I think an AI will easily be able to learn human values from observations. It will be able to build a model of humans, and predict what we will do and say. It certainly won't base all it's understanding on a stupid movie quote. The AI will know what you want.
I'm saying that if you can't recognize Friendliness (and I don't think you can), trying to build a FAI is pointless as you will not be able to answer "Is it Friendly?" even when looking at it.
So if you can't build a supervised model, you think going to unsupervised learning will solve your problems? The quote I gave you is part of human values -- humans do value triumph over their enemies. Evolution taught humans to eliminate competition, it taught them to be aggressive and greedy -- all human values. Why do you think your values will be preferred by the AI to values of, say, ISIS or third-world Maoist guerrillas?
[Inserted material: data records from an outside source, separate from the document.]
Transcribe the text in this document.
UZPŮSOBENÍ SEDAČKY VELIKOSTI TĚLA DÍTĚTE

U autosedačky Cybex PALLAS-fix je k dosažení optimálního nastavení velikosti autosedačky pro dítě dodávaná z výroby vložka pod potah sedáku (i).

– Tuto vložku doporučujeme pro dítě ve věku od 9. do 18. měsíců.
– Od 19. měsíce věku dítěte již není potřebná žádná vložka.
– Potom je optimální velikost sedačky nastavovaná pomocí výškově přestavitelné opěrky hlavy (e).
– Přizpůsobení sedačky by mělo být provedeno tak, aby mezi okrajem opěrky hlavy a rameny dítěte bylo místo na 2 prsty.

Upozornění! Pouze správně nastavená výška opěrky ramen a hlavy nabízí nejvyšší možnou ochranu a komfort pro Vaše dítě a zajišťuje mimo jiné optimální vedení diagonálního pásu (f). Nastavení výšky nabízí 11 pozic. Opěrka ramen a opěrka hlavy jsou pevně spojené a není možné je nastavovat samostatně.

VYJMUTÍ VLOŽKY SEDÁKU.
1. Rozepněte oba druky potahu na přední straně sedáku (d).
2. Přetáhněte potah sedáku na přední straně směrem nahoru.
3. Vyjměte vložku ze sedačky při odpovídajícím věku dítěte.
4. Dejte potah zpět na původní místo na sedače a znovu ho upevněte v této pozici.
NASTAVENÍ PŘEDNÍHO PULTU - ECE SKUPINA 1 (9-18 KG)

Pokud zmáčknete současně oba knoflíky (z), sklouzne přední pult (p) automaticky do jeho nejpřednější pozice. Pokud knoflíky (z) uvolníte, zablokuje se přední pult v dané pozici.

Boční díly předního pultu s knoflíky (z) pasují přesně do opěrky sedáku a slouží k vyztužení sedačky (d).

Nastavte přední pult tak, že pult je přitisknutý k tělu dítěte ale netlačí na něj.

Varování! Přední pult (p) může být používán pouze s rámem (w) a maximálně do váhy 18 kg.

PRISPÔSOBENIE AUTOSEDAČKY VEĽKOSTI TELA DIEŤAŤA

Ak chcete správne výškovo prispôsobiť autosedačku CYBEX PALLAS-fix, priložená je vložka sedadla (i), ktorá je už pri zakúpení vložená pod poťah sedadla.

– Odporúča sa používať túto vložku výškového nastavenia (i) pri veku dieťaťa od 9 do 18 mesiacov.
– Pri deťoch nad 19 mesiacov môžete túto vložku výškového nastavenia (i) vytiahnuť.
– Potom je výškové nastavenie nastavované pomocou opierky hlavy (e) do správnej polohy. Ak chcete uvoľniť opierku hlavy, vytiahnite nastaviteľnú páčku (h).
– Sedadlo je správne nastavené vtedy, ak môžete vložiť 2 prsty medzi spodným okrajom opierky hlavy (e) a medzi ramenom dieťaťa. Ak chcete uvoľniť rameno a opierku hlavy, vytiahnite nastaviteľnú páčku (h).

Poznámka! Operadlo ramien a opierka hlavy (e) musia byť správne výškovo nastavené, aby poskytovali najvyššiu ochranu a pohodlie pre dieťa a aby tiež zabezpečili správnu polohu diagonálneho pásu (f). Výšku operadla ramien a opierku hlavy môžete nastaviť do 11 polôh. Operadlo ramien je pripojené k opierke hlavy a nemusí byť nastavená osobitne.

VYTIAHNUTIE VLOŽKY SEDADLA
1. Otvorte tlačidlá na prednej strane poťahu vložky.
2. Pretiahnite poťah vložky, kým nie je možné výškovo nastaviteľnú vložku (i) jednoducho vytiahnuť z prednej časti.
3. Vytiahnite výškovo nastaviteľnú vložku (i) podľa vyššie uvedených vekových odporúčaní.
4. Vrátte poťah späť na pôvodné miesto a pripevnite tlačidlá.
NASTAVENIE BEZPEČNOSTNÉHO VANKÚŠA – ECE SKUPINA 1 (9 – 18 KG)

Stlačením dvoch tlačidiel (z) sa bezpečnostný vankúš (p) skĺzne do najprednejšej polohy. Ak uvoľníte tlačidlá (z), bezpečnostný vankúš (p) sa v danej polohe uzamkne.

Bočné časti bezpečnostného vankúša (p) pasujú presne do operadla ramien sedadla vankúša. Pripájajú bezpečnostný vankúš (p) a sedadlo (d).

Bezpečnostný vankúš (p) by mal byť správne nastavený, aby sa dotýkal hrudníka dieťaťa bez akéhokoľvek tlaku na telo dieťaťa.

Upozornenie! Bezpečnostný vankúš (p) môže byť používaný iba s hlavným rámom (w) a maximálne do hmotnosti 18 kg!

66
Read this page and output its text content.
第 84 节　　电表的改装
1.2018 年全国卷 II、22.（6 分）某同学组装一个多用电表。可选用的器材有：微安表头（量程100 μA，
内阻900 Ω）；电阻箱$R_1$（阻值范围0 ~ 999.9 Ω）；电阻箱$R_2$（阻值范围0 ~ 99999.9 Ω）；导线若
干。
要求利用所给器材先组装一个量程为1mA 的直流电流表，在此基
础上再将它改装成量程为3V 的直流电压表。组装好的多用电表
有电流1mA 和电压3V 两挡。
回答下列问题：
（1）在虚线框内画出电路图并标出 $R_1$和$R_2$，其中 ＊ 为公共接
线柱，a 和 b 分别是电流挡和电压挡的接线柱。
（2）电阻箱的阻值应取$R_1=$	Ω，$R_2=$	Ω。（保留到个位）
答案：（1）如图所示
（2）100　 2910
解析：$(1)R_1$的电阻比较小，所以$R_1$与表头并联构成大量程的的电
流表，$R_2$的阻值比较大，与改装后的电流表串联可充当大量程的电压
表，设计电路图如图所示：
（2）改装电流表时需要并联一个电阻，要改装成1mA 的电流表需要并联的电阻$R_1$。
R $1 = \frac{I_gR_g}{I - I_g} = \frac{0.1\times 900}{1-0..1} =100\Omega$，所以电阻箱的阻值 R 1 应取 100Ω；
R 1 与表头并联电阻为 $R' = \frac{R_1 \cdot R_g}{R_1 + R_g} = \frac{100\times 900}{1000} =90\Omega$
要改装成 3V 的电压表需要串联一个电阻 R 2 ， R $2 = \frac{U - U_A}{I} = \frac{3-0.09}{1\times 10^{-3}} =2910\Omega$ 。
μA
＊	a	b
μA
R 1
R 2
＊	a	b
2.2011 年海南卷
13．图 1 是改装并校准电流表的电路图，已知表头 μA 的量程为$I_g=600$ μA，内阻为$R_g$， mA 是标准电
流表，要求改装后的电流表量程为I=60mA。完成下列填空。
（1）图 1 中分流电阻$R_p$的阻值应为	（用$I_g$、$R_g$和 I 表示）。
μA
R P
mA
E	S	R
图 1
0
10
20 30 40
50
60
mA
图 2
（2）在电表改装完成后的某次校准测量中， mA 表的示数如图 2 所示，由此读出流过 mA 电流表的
They're human, too.
Why do I need to recognize Friendliness to build an FAI? I only need to know that the process used to construct it results in a friendly AI. Trying to inspect the weights of a complex neural network (or whatever) is pointless as I stated earlier. We haven't the slightest idea how alphaGo's net really works, but we can trust it to beat the best Go champions.
Evolution also taught humans to be cooperative, empathetic, and kind.
Really your objection seems to be the whole point of CEV. A CEV wouldn't just include the values of ISIS members, but also their victims. And it would be extrapolated, to not just be their current opinions on things, but what their opinions would be if they knew more. Their values if they had more time to think about and consider issues. With those two conditions, the negative parts of human values are entirely eliminated.
You are still facing the same problem. Given that you can't recognize friendliness, how will you create or choose a process which will build a FAI? Would you be able to answer "Will it be friendly?" by looking at the process?
That doesn't make much sense. What do you mean by "negative" and from which point of view? If from the point of view of the AI, that's just a trivial tautology. If from the point of view of (at least some) humans, this seems to be not so.
In general, do you treat morals/values as subjective or objective? If objective, the whole "if they knew more" part is entirely unnecessary: you're discovering empirical reality, not consulting with people on what do they like. And subjectivism here, of course, makes the whole idea of CEV meaningless.
Also, I see no evidence to support the view that as people know more, their morals improve, for pretty much any value of "improve".
This amounts to saying "because I'm right and once everyone gets to know reality better, they'll figure out I'm right."
In reality they will also figure out the places where you are wrong, and there will be many of them.
I'm not claiming that at all. I may be wrong about many things. It's irrelevant.